71 There is a serious prejudice to the respondents if the application is granted.
72 That is the case, having regard to the delay in the history of the matter and the fact that the respondents face, after three and a half years from the initial complaint to the Registrar and two very serious inadequately or unexplained delays, the existence of an appeal, the merit of which has not been established.
73 Indeed, no merit exists for the reasons which I have expressed.
Competence of Appeal
74 I now turn to a matter raised by the Full Bench (see pages 35-36 and 37-39 of the transcript on appeal). I will deal with it this way. The learned Magistrate made a decision that the complaint before him was made under regulation 19 of the IA Regulations. That finding was not appealed against and therefore it stands.

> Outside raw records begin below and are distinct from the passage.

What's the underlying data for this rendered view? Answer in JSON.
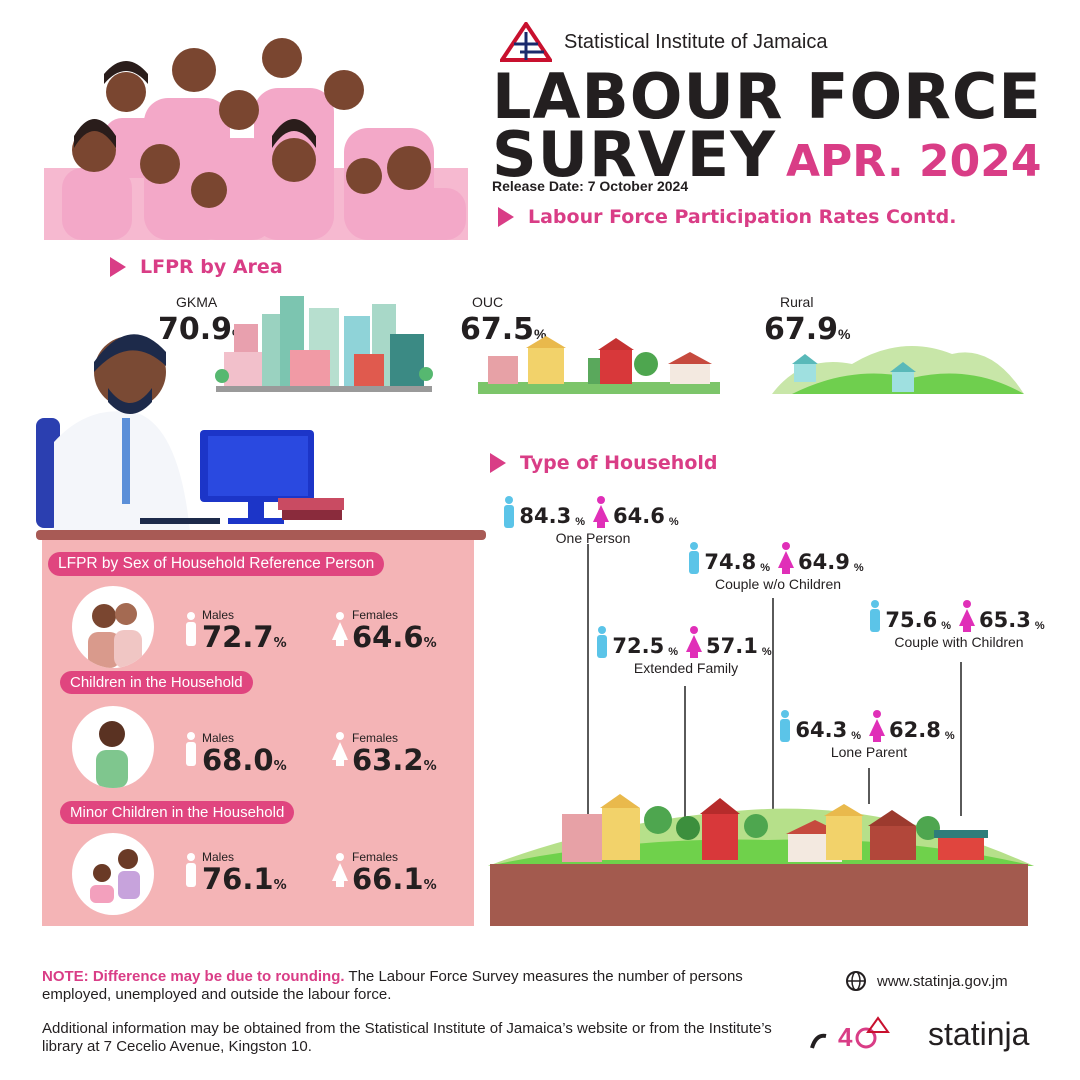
{
  "org": {
    "name": "Statistical Institute of Jamaica"
  },
  "title": {
    "line1": "LABOUR FORCE",
    "line2": "SURVEY",
    "date": "APR. 2024"
  },
  "release": "Release Date: 7 October 2024",
  "section_main": "Labour Force Participation Rates Contd.",
  "area": {
    "heading": "LFPR by Area",
    "items": [
      {
        "name": "GKMA",
        "value": "70.9",
        "pct": "%"
      },
      {
        "name": "OUC",
        "value": "67.5",
        "pct": "%"
      },
      {
        "name": "Rural",
        "value": "67.9",
        "pct": "%"
      }
    ]
  },
  "household": {
    "heading": "Type of Household",
    "items": [
      {
        "label": "One Person",
        "male": "84.3",
        "female": "64.6"
      },
      {
        "label": "Couple w/o Children",
        "male": "74.8",
        "female": "64.9"
      },
      {
        "label": "Couple with Children",
        "male": "75.6",
        "female": "65.3"
      },
      {
        "label": "Extended Family",
        "male": "72.5",
        "female": "57.1"
      },
      {
        "label": "Lone Parent",
        "male": "64.3",
        "female": "62.8"
      }
    ],
    "pct": "%"
  },
  "sex_panel": {
    "heading": "LFPR by Sex of Household Reference Person",
    "rows": [
      {
        "band": "",
        "males_label": "Males",
        "males": "72.7",
        "females_label": "Females",
        "females": "64.6"
      },
      {
        "band": "Children in the Household",
        "males_label": "Males",
        "males": "68.0",
        "females_label": "Females",
        "females": "63.2"
      },
      {
        "band": "Minor Children in the Household",
        "males_label": "Males",
        "males": "76.1",
        "females_label": "Females",
        "females": "66.1"
      }
    ],
    "pct": "%"
  },
  "footer": {
    "note_bold": "NOTE: Difference may be due to rounding.",
    "note_rest": " The Labour Force Survey measures the number of persons employed, unemployed and outside the labour force.",
    "additional": "Additional information may be obtained from the Statistical Institute of Jamaica’s website or from the Institute’s library at 7 Cecelio Avenue, Kingston 10.",
    "website": "www.statinja.gov.jm",
    "brand": "statinja"
  },
  "colors": {
    "accent": "#d93d86",
    "panel": "#f4b4b6",
    "band": "#e0457f",
    "male": "#5bc4e8",
    "female": "#e02fb8"
  }
}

Under regulation 20 of the IA Regulations, an appeal against a decision made under regulation 17 or regulation 19(5)(b) must be brought within 21 days after the party receives notice of the decision, which, in this case, was not a time limit complied with.
75 In this case, there was a determination that there were no reasonable grounds for a complaint under regulation 12(2) of the IA Regulations, and the appeal was brought under regulation 19(1) and (2), as His Worship held. To that applies the time limit prescribed by regulation 20 of the IA Regulations. If a person is aggrieved by, inter alia, a decision of an Industrial Magistrate under regulation 17 (which this claim was held not to be), or regulation 19(5)(b) (which it was held to be), then there is no right of appeal afforded by the IA Regulations, unless the appeal is brought within 21 days.
76 First, there was no decision under regulation 17 or regulation 19(5)(b) of the IA Regulations. There was a decision that the application was out of time, that there was no jurisdiction or power to extend time, and that the application was therefore incompetent and a nullity. No right of appeal to the Full Bench therefore existed under regulation 20. Even if that were wrong, there is no right to extend time past the 21 day time limit for an appeal to the Full Bench contained in regulation 20, and it may be that the Full Bench cannot extend the time. However, that question can await its deciding another day. It has not been established that the Full Bench has jurisdiction to hear and determine this appeal, in any event, even if the appeal were not dismissible because it was out of time.
FINALLY
77 For those reasons, the justice of the matter does not lie with the applicant who has not established that it does. The equity, good conscience and substantial merits of the case have not been established to lie with the appellant. Indeed, they lie with the respondents. Further, the interests of the respondents should, for the reasons which I have expressed, supervene the interests of the appellant (see s26(1)(c) of the Act).
78 Further, the appeal to the Full Bench has not been established, for the reasons which I have expressed, to be competent.
79 I would dismiss the application to extend time within which to institute the appeal and would dismiss the appeal. In that event, all of the other applications which, of course, depend on the appeal, of course, fall away and should be dismissed.
80 If I am wrong in that then for the reasons which I have expressed above, the grounds are not made out as a matter of merit and the appeal should be dismissed for that reason.
81 I would for all of those reasons dismiss the appeal.
SENIOR COMMISSIONER A R BEECH:
82 I have had the advantage of reading the draft reasons for decision of his Honour the President. I agree and have nothing to add.
COMMISSIONER J H SMITH:
83 I have had the benefit of reading the reasons to be published by the President. For the reasons His Honour gives, I agree the Appeal should be dismissed and I have nothing further to add.
THE PRESIDENT:
84 For those reasons, the appeal was dismissed.